Im Nachhinein ist mir bewusst geworden, dass es mir wohl an emotionaler Distanz zu unserem Körperspender gemangelt hat. Es ist ein Balanceakt zwischen Mensch und Präparat. Zu viel Distanz könnte einen schnell den Respekt verlieren lassen, zu wenig lässt es nicht zu, an ihm arbeiten zu können. Vielen gelingt es schnell, diese Mitte zu finden. Bei mir war das nicht der Fall – ich habe zu viel Mensch und zu wenig Anatomie in ihm gesehen.

Das zweite Semester begann mit dem Kurs zum Thema Kopf/Hals. Von mir, nach meiner Angst vor dem ersten Präparierkurs, gefürchtet. So sehr, dass es unsere Professoren mitbekamen. Ich habe zu dieser Zeit unglaublich viel Unterstützung erfahren, sowohl von Seiten meiner Kommilitonen, als auch von Seiten der Professoren.
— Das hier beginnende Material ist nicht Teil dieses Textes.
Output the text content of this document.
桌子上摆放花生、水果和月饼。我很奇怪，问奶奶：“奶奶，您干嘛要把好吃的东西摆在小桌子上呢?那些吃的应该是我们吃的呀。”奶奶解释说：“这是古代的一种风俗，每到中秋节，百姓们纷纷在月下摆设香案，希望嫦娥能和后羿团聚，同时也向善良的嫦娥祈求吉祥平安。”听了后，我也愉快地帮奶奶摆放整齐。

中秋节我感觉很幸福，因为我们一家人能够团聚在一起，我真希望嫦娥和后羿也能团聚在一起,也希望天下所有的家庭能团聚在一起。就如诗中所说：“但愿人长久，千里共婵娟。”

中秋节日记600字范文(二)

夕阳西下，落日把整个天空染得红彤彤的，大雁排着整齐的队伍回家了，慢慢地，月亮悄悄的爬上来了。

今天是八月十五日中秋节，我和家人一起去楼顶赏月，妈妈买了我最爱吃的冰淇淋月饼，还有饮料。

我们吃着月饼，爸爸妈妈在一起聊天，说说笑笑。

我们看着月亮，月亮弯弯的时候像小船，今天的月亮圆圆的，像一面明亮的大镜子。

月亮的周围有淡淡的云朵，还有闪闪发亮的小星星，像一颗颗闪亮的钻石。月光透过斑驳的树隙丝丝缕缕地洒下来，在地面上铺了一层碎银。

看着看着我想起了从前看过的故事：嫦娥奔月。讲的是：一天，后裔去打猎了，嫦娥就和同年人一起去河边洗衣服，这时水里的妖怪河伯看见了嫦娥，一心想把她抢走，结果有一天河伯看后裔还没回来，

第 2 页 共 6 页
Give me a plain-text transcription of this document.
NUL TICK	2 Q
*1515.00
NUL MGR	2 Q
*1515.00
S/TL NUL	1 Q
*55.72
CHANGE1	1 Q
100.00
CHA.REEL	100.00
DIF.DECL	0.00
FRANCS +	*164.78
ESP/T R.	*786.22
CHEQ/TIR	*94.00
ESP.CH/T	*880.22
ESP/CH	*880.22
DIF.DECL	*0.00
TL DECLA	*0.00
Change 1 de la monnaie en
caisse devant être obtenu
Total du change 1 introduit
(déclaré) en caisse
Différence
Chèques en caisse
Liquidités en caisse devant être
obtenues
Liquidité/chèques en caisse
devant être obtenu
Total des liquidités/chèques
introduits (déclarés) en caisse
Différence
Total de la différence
Dadurch konnte ich mich beim Präparieren eher zurückhalten und mich an einem bereits fertigen Präparat zunächst auf die anatomischen Details konzentrieren, um mir so langsam den Weg zum großen Ganzen – unserem Körperspender – zu erarbeiten. Ich lernte, den Körperspender als mehr als nur einen Menschen zu sehen. Ich lernte zu erkennen, dass dieser Mensch es wollte, dass ich an ihm und vor allem auch durch ihn lerne. Mit diesen Gedanken im Hinterkopf, gelang es mir, wieder an den Tisch heranzutreten. Durch die Unterstützung, die mir von allen Seiten entgegen kam, habe ich es geschafft, diese Kurswochen hinter mich zu bringen, sodass ich zum Testat antreten und es bestehen konnte. Auf Kopf/Hals folgten Kurse zur Neuroanatomie und zu den inneren Organen. Ich wurde kein Liebhaber des Präparierkurses, aber ich konnte den Saal ohne Angst betreten und habe es geschafft, den Kurs erfolgreich abzuschließen.

Der Präparierkurs soll uns vor allem ein Verständnis der makroskopischen Anatomie lehren. Doch er lehrt so viel mehr. Er hat uns gelehrt, zu lernen. Eine Menge an Stoff zu lernen, von der wir vorher nie geglaubt hätten, sie uns jemals merken zu können.

Vor allem aber hat er uns Ehrfurcht und Dankbarkeit gegenüber den Menschen, die ihren Körper der Wissenschaft spenden und uns ermöglichen, an ihnen zu lernen, beigebracht. Aber auch Dankbarkeit unserem Umfeld gegenüber.

Mich hat dieser Kurs auch gelehrt, dass ich Hürden, die unüberwindbar scheinen, trotzdem hinter mir lassen kann.